После сноса частного сектора на углу Набережной-Луговой и Оболонской, образовался пустырь с остатками одно-двухэтажных домов, дворов и сараев, служившими неким маяком для подольских пацанов, заманивая к себе своей загадочной таинственностью. Там, в старых дворах за большими деревянными воротами, можно было найти много интересных вещей.

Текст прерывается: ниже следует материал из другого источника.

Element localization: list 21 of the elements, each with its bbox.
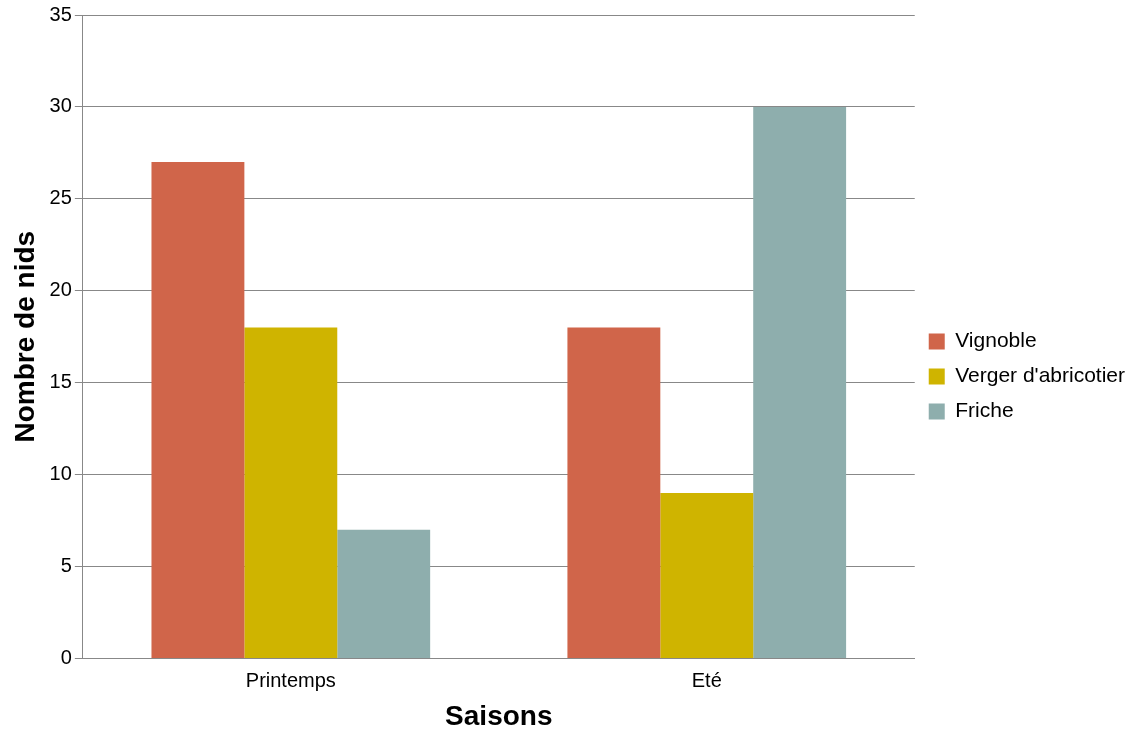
legend-label: Vignoble [955,328,1037,352]
y-tick-label: 20 [49,278,72,301]
x-axis-title: Saisons [445,699,553,731]
x-tick-label: Printemps [245,668,336,691]
y-axis-title: Nombre de nids [8,230,40,443]
legend-label: Friche [955,398,1014,422]
y-tick-label: 0 [60,645,72,668]
y-tick-label: 25 [49,186,72,209]
bar [244,327,338,658]
y-tick-label: 15 [49,370,72,393]
bar [567,327,661,658]
bar [337,529,431,658]
y-tick-label: 35 [49,2,72,25]
legend-label: Verger d'abricotier [955,363,1126,387]
bar [151,162,245,658]
bar [660,492,754,658]
y-tick-label: 30 [49,94,72,117]
bar [753,106,847,658]
x-tick-label: Eté [691,668,722,691]
y-tick-label: 10 [49,462,72,485]
y-tick-label: 5 [60,554,72,576]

Помню, как в одном из сараев мы нашли большое количество черенков — то ли от лопат, то ли от метёлок, не важно; смысл в том, что эти палки напоминали нам боевые шесты и мы каждый день бегали туда играть в Шаолиньский монастырь и пекаря. Потом, там нашлась целая 40 литровая бочка серебрянки, которую мы жменями кидали в костёр наблюдая огненные вспышки и клубы дыма, пока одному из нас не приспичило встать возле костра и высыпать остатки прямо в огонь. Вспышка была такой силы, что у меня стоявшего в трёх метрах от эпицентра обгорели ресницы и кончики бровей. Парня, виновника проишествия, мы ещё долго после этого приводили в чувство. У него, от температуры, сжались синтетические спортивные штаны и кожаная обувь, выгорели все волосы на голове, брови и ресницы. Еще, там во дворе — бил ключ, в том месте, где когда-то стояла чугунная колонка. В образовавшемся таким образом ручье, мы с огромным удовольствием запускали бумажные корабли. Это был не пустырь с развалинами, а Клондайк развлечений для местных пацанов. Вот так и в тот день, 26 апреля 1986 года, мы играли на том пустыре. Я держал в руке подпаленный полиэтиленовый пакет и наблюдал, как огневые болиды со звуком напоминающим мини — реактивные ракеты, капали на землю, поджигая все, на что приземлялись. Завораживающее зрелище. В один момент заигравшись, я незаметно для себя, неловким движением дернул рукой и намотал на большой палец правой руки расплавленный пластик. Второй моей ошибкой — была моментальная реакция, не дождавшись пока полиэтиленовый кулёк остынет, содрать его с пальца. В том месте пластик отошёл вместе с запечённой кожей, оставив приличный разрез до кости. Обмотав палец найденым на пустыре подорожником, я побежал домой оказывать себе первую медицинскую помощь. Дома, я обработал рану перекисью, затем зеленкой, и наложил бинтовую повязку на прикреплённый к ожогу марлевый тампон. Через пару минут зазвонил телефон, бабушка спокойным сдержанным голосом попросила меня зайти к ней. Бабушка жила через дорогу на Почайнинской.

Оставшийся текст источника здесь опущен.